Acer, Seher A.; Boman, Erik G.; Glusa, Christian A.; Rajamanickam, Sivasankaran R.

Graph partitioning has been an important tool to partition the work among several processors to minimize the communication cost and balance the workload. While accelerator-based supercomputers are emerging to be the standard, the use of graph partitioning becomes even more important as applications are rapidly moving to these architectures. However, there is no distributed-memory-parallel, multi-GPU graph partitioner available for applications.

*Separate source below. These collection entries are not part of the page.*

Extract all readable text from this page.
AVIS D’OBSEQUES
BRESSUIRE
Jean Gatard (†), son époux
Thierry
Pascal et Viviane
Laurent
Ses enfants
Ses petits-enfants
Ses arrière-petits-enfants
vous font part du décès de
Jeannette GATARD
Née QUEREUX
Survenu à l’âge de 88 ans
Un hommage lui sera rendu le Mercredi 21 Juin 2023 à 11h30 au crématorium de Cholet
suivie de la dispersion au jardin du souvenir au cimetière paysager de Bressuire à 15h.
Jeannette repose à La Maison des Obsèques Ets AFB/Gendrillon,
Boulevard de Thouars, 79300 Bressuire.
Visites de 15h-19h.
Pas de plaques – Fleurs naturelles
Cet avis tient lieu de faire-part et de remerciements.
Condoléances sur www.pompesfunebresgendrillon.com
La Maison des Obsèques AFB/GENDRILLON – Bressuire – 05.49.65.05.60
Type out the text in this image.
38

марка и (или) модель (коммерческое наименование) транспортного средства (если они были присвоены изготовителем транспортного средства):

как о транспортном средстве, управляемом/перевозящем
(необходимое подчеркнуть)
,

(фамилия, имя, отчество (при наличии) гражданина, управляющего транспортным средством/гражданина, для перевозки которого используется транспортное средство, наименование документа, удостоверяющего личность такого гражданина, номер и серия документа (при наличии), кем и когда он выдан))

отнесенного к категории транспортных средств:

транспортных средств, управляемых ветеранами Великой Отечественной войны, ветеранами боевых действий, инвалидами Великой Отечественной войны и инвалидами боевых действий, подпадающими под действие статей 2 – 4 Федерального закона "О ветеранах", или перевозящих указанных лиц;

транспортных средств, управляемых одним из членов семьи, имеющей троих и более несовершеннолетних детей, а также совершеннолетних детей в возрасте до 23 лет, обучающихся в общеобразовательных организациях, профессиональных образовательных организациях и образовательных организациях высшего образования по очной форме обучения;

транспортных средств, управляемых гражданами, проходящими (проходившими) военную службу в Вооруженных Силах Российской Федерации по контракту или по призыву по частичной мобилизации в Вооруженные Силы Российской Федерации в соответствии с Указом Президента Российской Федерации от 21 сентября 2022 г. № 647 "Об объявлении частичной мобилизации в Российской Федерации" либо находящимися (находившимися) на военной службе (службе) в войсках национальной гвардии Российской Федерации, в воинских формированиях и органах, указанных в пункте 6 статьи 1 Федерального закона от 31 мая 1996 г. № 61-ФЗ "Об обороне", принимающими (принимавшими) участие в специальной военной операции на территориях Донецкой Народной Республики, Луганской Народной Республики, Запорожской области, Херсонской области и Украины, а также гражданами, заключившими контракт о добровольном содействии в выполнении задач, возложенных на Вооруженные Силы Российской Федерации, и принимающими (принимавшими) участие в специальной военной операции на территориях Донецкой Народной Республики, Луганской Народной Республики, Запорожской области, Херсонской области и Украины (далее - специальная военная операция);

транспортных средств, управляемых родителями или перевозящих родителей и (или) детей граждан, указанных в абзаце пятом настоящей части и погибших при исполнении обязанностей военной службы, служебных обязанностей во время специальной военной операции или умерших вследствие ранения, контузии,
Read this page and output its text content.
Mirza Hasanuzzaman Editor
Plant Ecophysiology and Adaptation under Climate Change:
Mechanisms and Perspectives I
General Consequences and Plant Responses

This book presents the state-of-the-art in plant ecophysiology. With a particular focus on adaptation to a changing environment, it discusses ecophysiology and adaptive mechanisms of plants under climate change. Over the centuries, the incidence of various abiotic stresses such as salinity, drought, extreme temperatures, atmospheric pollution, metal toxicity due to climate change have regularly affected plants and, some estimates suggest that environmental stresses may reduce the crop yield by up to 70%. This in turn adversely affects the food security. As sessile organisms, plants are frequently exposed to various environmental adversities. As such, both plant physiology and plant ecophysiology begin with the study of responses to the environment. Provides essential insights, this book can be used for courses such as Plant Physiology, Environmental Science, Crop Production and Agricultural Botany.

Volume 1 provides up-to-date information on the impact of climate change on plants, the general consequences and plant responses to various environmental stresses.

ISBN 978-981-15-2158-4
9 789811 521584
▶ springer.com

We developed a spectral graph partitioner, Sphynx, using the portable, accelerator-friendly stack of the Trilinos framework. In Sphynx, we allow using different preconditioners and exploit their unique advantages. We use Sphynx to systematically evaluate the various algorithmic choices in spectral partitioning with a focus on the GPU performance. We perform those evaluations on two distinct classes of graphs: regular (such as meshes, matrices from finite element methods) and irregular (such as social networks and web graphs), and show that different settings and preconditioners are needed for these graph classes. The experimental results on the Summit supercomputer show that Sphynx is the fastest alternative on irregular graphs in an application-friendly setting and obtains a partitioning quality close to ParMETIS on regular graphs. When compared to nvGRAPH on a single GPU, Sphynx is faster and obtains better balance and better quality partitions. Sphynx provides a good and robust partitioning method across a wide range of graphs for applications looking for a GPU-based partitioner.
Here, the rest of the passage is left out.